If $K$ is compact and $C$ is closed in $\mathbb{R}^k$, prove that $K + C$ is closed using a "direct" proof Rudin Exercise 4.25(a) reads: 
If $K$ is compact and $C$ is closed in $\mathbb{R}^k$, prove that $K + C$ is closed.
The hints in the problem suggest a proof by proving that the complement of $K + C$ is open, a path which I was able to follow into a successful proof.  However, I want to prove it "directly", by showing that any limit point of $K + C$ must be within $K + C$, however I run into the following problem:
My Attempt:
Suppose $z$ is a limit point of $K + C$.  Then there is a sequence $\{z_n\} \to z$ in $K + C$.  Since each $z_i$ is an element of $K + C$, we can write $z_i = k_i + c_i$ for sequences $\{k_i\}$, $\{c_i\}$ in $K$ and $C$ respectively. Now, we simply must show that $\{k_i\} \to k \in K$ and $\{c_i\} \to c \in C$ to be done. 
However, I noticed that $\{k_n\}$ and $\{c_n\}$ do not necessarily converge when their sum does.
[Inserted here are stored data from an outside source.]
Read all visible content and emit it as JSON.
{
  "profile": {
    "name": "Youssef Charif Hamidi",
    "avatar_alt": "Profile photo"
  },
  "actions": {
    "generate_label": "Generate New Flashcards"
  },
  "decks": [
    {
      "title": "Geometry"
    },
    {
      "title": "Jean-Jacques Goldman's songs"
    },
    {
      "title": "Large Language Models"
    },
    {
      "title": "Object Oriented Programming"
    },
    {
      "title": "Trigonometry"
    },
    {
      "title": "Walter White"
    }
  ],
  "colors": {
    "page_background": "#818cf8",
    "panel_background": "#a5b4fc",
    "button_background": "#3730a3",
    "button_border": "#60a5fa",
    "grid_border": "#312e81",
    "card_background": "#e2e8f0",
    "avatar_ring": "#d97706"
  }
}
As an example, in $\mathbb{R}$, take $k_i = (-1)^i$ and $c_i = (-1)^{i+1}$.  Then neither $\{k_n\}$ nor $\{c_n\}$ converge, but their sum does.
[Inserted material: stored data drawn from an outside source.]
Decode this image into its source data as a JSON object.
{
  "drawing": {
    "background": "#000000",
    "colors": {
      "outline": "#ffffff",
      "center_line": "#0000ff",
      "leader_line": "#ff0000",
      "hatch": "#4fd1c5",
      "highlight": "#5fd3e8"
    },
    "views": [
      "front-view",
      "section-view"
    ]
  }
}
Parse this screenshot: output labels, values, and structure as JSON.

Are there any suggestions on how to get around this problem and complete this more "direct" proof?
Thanks!
 A: As $K$ is compact, there is a subsequence $k_{i_j}$ such that coverges to  some $k \in K$. In particular, the subsequence $z_{i_j} \rightarrow z$. Thus, $c_{i_j}= z_{i_j} -k_{i_j} \rightarrow z - k \in C$, since $C $ is closed. Then, 
$$ 
z= k + (z-k) \in K + C.
$$
A: There does exist a proof using your start. Your missing step was fully using the compactness of $K$:
Let $z$ be any limit point of $K + C$. Then there exists an infinite sequence of points $\{z_n\} \in K + C$ that converges to $z$. Define sequences $\{k_n\} \in K$ and $\{c_n\} \in C$ such that $z_n = k_n + c_n$ for all $n$. $\{k_n\}$ is an infinite sequence in a compact space, therefore $\{k_n\}$ must have some limit point $k \in K$. Thus for any $\varepsilon > 0$, there is an index $n$ for which $|k - k_n| < \varepsilon / 2$ and $|k_n + c_n - z| < \varepsilon / 2$. Put $c = z - k$. By the triangle inequality, we have $|c_n - c| < \varepsilon$ at this $n$. Hence $c$ is a limit point of $\{c_n\}$. This shows that $z = k+c$ for $k \in K$ and $c \in C$; therefore $K + C$ is closed.